Semua pendapatan tersebut disajikan secara bruto. Namun, khusus untuk pendapatan investasi dapat disajikan secara neto dengan syarat beban-beban terkait, seperti beban penitipan dan beban penasihat investasi, diungkapkan dalam catatan atas laporan keuangan. Komponen lain yang juga disajikan dalam jumlah neto adalah keuntungan dan kerugian yang berasal dari transaksi insidental atau peristiwa lain yang berada di luar pengendalian organisasi dan manajemen. Misalnya, keuntungan atau kerugian penjualan tanah dan gedung yang tidak digunakan lagi.



Beban 1. Beban terkait program pemberian jasa. Aktivitas terkait dengan beban jenis ini antara lain aktivitas untuk menyediakan barang dan jasa kepada para penerima manfaat, pelanggan, atau anggota dalam rangka mencapai tujuan atau misi organisasi. 2. Beban terkait aktivitas pendukung (meliputi semua aktivitas selain program pemberian jasa). Umumnya, aktivitas pendukung mencakup:  







Aktivitas manajemen dan umum, meliputi pengawasan, manajemen bisnis, pembukuan, penganggaran, pendanaan, dan aktivitas administratif lainnya. Aktivitas pencarian dana, meliputi publikasi dan kampanye pencarian dana; pengadaan daftar alamat penyumbang; pelaksanaan acara khusus pencarian dana; pembuatan dan penyebaran manual, petunjuk, dan bahan lainnya; dan pelaksanaan aktivitas lain dalam rangka pencarian dana dari individu, yayasan, pemerintah dan lain-lain. Aktivitas pengembangan anggota meliputi pencarian anggota baru dan pengumpulan iuran anggota, hubungan dan aktivitas sejenis



Perlu dicermati bahwa laporan aktivitas atau catatan atas laporan keuangan harus menyajikan informasi mengenai beban menurut klasifikasi fungsional, seperti menurut kelompok program jasa utama dan aktivitas pendukung. Klasifikasi ini bermanfaat untuk membantu para stakeholders  dalam menilai pemberian jasa dan penggunaan sumber daya. Disamping penyajian klasifikasi beban secara fungsional, organisasi nirlaba dianjurkan untuk menyajikan informasi tambahan mengenai beban menurut sifatnya. Misalnya, berdasarkan gaji, sewa, listrik, bunga, penyusutan. Contoh laporan aktivitas



   3. Laporan Arus Kas Tujuan utama laporan arus kas adalah menyajikan informasi mengenai penerimaan dan pengeluaran kas dalam suatu periode. Adapun klasifikasi penerimaan dan pengeluaran kas pada laporan arus kas organisasi nirlaba, sama dengan yang ada pada organisasi bisnis, yaitu: arus kas dari aktivitas operasi, aktivitas investasi dan aktivitas pendanaan. Metode penyusunan laporan arus kas pun bisa menggunakan metode langsung (direct method) maupun metode tidak langsung (indirect method).
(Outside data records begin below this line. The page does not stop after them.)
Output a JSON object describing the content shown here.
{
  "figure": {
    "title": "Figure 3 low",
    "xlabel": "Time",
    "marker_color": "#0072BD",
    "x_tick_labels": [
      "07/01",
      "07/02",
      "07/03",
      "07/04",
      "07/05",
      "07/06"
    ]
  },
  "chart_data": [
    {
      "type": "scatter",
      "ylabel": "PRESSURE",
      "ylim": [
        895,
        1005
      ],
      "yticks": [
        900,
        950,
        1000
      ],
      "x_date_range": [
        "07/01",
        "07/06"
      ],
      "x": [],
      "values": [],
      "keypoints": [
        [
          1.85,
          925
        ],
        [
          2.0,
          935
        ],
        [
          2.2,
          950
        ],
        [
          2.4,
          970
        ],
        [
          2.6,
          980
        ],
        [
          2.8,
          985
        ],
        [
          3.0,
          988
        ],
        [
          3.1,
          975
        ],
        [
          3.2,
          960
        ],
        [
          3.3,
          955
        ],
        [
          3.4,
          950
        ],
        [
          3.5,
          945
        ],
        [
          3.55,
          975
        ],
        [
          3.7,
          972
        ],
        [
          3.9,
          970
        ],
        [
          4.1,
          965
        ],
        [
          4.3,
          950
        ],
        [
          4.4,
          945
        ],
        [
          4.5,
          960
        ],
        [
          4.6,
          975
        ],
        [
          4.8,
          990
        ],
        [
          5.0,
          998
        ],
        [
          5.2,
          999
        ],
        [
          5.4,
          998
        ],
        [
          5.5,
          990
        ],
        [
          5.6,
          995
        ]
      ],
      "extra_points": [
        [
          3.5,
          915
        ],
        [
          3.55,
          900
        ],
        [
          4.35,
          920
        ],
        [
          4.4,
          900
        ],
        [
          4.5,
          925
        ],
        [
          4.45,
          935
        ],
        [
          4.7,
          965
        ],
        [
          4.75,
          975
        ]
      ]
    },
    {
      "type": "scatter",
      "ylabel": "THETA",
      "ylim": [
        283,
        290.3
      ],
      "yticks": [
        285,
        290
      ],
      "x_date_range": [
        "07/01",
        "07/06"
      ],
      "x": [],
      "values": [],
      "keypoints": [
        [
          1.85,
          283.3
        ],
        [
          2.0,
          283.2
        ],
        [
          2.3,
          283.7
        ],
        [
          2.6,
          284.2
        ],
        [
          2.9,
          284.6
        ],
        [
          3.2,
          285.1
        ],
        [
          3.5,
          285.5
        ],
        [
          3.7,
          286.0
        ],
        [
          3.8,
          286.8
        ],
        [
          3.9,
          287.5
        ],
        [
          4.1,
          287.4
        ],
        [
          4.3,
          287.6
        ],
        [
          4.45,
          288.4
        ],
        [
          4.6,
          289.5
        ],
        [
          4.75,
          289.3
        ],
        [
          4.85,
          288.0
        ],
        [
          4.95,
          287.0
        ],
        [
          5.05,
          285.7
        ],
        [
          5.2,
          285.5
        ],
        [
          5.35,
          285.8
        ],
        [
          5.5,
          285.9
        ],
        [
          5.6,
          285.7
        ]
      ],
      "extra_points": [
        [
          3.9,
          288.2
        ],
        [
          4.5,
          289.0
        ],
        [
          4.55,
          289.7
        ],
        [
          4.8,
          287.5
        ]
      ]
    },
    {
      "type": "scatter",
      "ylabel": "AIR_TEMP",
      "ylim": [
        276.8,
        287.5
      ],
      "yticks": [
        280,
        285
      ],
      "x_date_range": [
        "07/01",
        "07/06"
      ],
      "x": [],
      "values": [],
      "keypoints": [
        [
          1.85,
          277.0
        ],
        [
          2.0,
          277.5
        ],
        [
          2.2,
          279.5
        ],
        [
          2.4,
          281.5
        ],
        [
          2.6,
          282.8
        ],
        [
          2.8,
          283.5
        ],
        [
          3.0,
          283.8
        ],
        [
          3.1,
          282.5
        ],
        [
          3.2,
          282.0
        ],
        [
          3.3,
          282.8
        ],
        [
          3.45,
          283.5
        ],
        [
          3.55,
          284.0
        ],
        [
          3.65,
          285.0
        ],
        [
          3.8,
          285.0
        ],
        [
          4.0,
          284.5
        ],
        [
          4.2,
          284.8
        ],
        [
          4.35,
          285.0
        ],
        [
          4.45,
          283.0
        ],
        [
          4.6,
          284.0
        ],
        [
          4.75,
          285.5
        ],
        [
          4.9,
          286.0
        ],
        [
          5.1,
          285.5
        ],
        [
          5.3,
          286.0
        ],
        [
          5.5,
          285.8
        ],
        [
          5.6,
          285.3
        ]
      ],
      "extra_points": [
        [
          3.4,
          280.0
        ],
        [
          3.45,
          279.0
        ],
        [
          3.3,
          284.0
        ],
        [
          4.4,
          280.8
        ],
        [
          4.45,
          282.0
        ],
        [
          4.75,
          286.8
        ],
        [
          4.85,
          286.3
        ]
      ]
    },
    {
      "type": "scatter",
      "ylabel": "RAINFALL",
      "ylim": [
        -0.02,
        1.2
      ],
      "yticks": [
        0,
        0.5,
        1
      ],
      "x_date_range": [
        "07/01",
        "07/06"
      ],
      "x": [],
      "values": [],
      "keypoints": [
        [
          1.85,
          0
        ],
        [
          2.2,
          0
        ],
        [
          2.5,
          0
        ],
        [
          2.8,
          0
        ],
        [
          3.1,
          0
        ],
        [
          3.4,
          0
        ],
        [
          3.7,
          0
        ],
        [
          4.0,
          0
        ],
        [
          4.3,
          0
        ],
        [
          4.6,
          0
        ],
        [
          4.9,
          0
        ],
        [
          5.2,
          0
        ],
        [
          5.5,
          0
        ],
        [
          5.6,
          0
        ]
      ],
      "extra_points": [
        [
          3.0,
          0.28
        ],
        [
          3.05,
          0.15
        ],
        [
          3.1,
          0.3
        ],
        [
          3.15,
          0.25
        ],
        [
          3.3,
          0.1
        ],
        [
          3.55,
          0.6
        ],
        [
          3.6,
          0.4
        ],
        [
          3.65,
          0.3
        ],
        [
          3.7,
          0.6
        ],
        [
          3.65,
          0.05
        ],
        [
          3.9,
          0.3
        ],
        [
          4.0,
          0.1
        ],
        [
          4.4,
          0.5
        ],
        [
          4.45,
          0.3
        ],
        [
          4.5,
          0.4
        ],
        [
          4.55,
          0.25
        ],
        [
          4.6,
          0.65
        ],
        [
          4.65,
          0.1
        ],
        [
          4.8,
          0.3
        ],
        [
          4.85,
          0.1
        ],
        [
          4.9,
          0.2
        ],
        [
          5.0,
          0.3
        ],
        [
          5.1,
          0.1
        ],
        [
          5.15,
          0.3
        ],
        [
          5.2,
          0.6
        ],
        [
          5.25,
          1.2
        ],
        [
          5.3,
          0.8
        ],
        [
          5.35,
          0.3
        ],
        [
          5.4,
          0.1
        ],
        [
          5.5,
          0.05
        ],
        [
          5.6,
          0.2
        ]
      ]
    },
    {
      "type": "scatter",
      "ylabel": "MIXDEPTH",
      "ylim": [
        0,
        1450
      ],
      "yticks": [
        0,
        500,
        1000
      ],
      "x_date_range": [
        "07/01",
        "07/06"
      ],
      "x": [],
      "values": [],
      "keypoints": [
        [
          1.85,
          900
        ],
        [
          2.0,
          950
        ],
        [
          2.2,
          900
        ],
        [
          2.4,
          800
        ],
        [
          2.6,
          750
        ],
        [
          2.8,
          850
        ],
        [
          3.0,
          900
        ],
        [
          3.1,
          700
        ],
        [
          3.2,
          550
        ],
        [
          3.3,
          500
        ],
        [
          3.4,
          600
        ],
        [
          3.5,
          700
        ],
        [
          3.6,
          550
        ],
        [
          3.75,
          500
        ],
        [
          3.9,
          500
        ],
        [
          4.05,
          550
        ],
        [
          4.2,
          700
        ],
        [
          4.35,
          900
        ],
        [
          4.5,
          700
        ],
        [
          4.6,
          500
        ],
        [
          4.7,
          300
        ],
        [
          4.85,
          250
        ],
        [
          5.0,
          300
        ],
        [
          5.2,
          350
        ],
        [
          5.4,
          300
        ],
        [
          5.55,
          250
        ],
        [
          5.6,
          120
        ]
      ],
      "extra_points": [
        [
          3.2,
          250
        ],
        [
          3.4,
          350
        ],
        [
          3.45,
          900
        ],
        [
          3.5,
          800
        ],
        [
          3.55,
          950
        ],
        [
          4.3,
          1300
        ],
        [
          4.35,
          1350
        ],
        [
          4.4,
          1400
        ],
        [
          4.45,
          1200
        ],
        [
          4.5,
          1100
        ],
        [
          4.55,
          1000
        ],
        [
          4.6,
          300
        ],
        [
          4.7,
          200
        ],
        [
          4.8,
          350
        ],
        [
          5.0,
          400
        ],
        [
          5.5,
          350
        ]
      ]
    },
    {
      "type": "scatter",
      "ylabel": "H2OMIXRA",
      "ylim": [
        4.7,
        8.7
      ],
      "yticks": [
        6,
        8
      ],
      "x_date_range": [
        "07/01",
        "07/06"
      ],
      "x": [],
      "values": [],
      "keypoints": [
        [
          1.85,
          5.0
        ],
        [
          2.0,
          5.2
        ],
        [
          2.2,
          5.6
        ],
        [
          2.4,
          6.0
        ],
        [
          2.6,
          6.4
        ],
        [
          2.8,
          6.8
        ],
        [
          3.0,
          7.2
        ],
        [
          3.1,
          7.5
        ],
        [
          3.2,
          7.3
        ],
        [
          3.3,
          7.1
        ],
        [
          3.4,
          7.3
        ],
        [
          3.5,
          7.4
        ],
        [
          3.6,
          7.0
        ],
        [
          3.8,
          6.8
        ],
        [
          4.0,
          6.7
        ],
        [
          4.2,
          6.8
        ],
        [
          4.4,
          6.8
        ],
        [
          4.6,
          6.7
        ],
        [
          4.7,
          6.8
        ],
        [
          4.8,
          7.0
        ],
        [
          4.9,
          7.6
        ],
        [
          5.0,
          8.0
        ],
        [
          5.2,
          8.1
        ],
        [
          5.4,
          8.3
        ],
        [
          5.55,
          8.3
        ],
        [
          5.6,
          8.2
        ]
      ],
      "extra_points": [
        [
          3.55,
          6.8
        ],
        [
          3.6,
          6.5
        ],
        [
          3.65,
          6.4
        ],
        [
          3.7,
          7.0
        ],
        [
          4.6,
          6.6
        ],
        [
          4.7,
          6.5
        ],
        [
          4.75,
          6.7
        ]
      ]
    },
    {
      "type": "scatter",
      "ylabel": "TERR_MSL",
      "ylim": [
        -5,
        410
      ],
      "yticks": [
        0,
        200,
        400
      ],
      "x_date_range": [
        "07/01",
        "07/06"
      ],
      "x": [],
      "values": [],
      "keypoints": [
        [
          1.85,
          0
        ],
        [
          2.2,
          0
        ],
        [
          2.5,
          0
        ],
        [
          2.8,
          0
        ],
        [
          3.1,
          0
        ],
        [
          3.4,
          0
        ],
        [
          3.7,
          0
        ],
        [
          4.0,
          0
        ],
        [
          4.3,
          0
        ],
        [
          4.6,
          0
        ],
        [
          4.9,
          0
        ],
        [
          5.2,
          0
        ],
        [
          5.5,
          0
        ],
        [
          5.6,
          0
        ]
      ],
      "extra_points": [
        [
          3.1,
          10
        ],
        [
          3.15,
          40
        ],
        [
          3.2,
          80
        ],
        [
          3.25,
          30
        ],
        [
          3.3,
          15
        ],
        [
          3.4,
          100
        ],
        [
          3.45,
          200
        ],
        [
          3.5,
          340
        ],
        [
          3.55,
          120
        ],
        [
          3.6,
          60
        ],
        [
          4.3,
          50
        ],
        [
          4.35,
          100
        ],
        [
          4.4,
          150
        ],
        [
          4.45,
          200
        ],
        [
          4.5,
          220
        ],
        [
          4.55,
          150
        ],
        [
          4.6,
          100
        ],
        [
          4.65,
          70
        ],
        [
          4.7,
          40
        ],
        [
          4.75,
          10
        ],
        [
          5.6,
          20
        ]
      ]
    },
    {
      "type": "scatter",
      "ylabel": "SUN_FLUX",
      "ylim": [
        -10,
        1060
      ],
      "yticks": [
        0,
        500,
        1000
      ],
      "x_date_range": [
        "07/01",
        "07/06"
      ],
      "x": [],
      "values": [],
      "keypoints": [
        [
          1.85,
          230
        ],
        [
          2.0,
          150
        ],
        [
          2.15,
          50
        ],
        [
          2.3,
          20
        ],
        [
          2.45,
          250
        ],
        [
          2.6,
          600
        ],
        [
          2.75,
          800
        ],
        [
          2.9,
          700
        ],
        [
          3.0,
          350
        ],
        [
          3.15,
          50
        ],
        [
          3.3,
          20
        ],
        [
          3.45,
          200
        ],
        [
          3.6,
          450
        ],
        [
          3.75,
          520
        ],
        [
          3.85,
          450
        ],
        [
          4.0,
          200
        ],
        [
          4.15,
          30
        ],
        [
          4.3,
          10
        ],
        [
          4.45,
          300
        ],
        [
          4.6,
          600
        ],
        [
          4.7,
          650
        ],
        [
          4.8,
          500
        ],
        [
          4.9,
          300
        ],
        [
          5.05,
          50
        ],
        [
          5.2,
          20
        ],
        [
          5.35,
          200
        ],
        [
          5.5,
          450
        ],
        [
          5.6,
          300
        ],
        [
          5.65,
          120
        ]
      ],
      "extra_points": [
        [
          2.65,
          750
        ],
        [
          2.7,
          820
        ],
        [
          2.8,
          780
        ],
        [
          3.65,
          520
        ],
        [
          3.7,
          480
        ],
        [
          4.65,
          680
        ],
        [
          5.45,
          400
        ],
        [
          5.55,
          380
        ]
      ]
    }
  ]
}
Arus kas dari aktivitas operasi umumnya berasal dari pendapatan jasa, sumbangan, dan dari perubahan atas aset lancar dan kewajiban lancar yang berdampak pada kas. Sementara itu, arus kas dari aktivitas investasi biasanya mencatat dampak perubahan aset tetap terhadap kas, misal karena pembelian peralatan, penjualan tanah, dsb. Lebih lanjut, arus kas dari aktivitas pendanaan berasal dari penerimaan kas dari penyumbang yang penggunaannya dibatasi untuk jangka panjang; penerimaan kas dari sumbangan dan penghasilan investasi yang penggunaannya dibatasi untuk perolehan, pembangunan dan pemeliharaan aset tetap, atau peningkatan dana abadi (endowment), atau dari hasil investasi yang dibatasi penggunaannya untuk jangka panjang. Semetara itu, ada kalanya organisasi nirlaba melakukan transaksi yang mengakibatkan perubahan pada komponen posisi keuangan, namun perubahan tersebut tidak mengakibatkan kas. Misalnya, adanya pembelian kendaraan operasional dengan utang, sumbangan berupa bangunan atau aset investasi lainnya. Transaksi sejenis ini (yang tidak mengakibatkan adanya perubahan kas) harus diungkapkan pada catatan atas laporan keuangan.